More than two years after Evan Leversage’s death, his story is reaching new audiences around the world.

Leversage became known as ‘The Boy Who Moved Christmas’ when, in 2015, his hometown of St. George staged a massive Christmas celebration two months before Christmas Eve.

The seven-year-old boy suffered from a rare and incurable brain tumour. He wanted to see one last Christmas before he died – and, with his prognosis uncertain, the entire St. George community came together to grant that wish. Lights were hung, a parade was organized, and artificial snow was created to help give the event a true December feel.

Leversage’s story caught the attention of people from all over the world. He got support from celebrities like Ellen DeGeneres and Ashton Kutcher.

Media coverage of the community support for Leversage even reached India, where it popped up on the Facebook feed of Srijit Mukherji.

“The moment I read it, I was so moved. I was actually moved to tears,” Mukherji says.

“I couldn’t imagine what could have actually driven these people to come together to do something like this, something humongous like this, for a child. Such an act of incredible altruism and humanity is something which is so rare.”

Mukherji wanted to bring the story to a bigger audience. As a filmmaker, he knew exactly how he could do it.

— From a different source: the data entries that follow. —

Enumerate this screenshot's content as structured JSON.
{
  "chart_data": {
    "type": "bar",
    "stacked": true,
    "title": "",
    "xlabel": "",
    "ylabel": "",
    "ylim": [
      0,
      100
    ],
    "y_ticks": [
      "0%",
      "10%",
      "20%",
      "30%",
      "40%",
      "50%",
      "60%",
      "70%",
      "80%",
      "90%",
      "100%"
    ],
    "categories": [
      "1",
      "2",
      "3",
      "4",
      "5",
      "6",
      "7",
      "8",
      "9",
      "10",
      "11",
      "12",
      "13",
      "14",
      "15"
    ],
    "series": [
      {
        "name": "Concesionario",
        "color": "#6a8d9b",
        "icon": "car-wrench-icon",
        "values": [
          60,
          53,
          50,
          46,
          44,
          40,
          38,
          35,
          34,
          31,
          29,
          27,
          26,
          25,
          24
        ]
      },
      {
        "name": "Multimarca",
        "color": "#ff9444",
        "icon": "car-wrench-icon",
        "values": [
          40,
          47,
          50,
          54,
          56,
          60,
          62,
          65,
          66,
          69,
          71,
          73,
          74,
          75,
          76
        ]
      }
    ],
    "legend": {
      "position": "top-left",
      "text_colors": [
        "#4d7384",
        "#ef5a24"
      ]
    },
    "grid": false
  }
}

He got in touch with Leversage’s mother, Nicole Wellwood, and asked for permission to base a movie on the story of her son’s last Christmas. After taking a moment to digest the request – she describes it as “mind-blowing” – she agreed.

“I have been lucky to learn how Evan has inspired a lot of people,” she says.

“To have somebody reach me from India and tell me the impact – it really makes me speechless.”

Mukherji then got to work making his idea a reality. The result is “Uma”, a movie scheduled to be released in India in early June.

Some changes were made to the story for artistic and cultural reasons. Instead of a mother giving her son a final Christmas, Mukherji’s film tells the story of a father helping his daughter realize her dream of attending a festival in honour of a Hindu goddess.

Photos of Leversage and that special night in 2015 have been selected to be shown at the end of the film, and Wellwood will be travelling to India to see the premiere of “Uma”.

“I’m really dying to show her what Evan and the people of St. George have inspired,” Mukherji says.

Efforts are also underway to screen the movie in Canada, to help raise money for the Evan’s Legacy fund Wellwood started.

If that happens, Mukherji says he’ll make the journey to Canada – and make sure to stop in the community that inspired the film.

“I would like to meet the people of St. George,” he says.

“I think they are a rarity in today’s day and age.”

Shortly before Leversage’s death, Wellwood set up Evan’s Legacy – a foundation dedicated to raising awareness of childhood cancer and brain tumours, and funds to help research those issues.

She describes it as a chance to “make sure children like Evan have that chance that Evan never had,” saying that childhood cancer receives only a small amount of research and funding attention, and much of that is given to more common forms of cancer than the tumour her son developed.

“That doesn’t leave very much funding for children like Evan,” she says.

“Uma” isn’t the only way the story of Evan Leversage and what the people of St. George did for him is about to reach new audiences.

A Quebec filmmaker is working on a French-language movie entitled “Le Noél des Anges,” while Wellwood and author Eric Walters are putting together a book about the experience. Wellwood says the book will likely be released next year.

“There’s been a lot of amazing things happening, and a lot of things that are helping keep Evan’s legacy alive,” Wellwood says.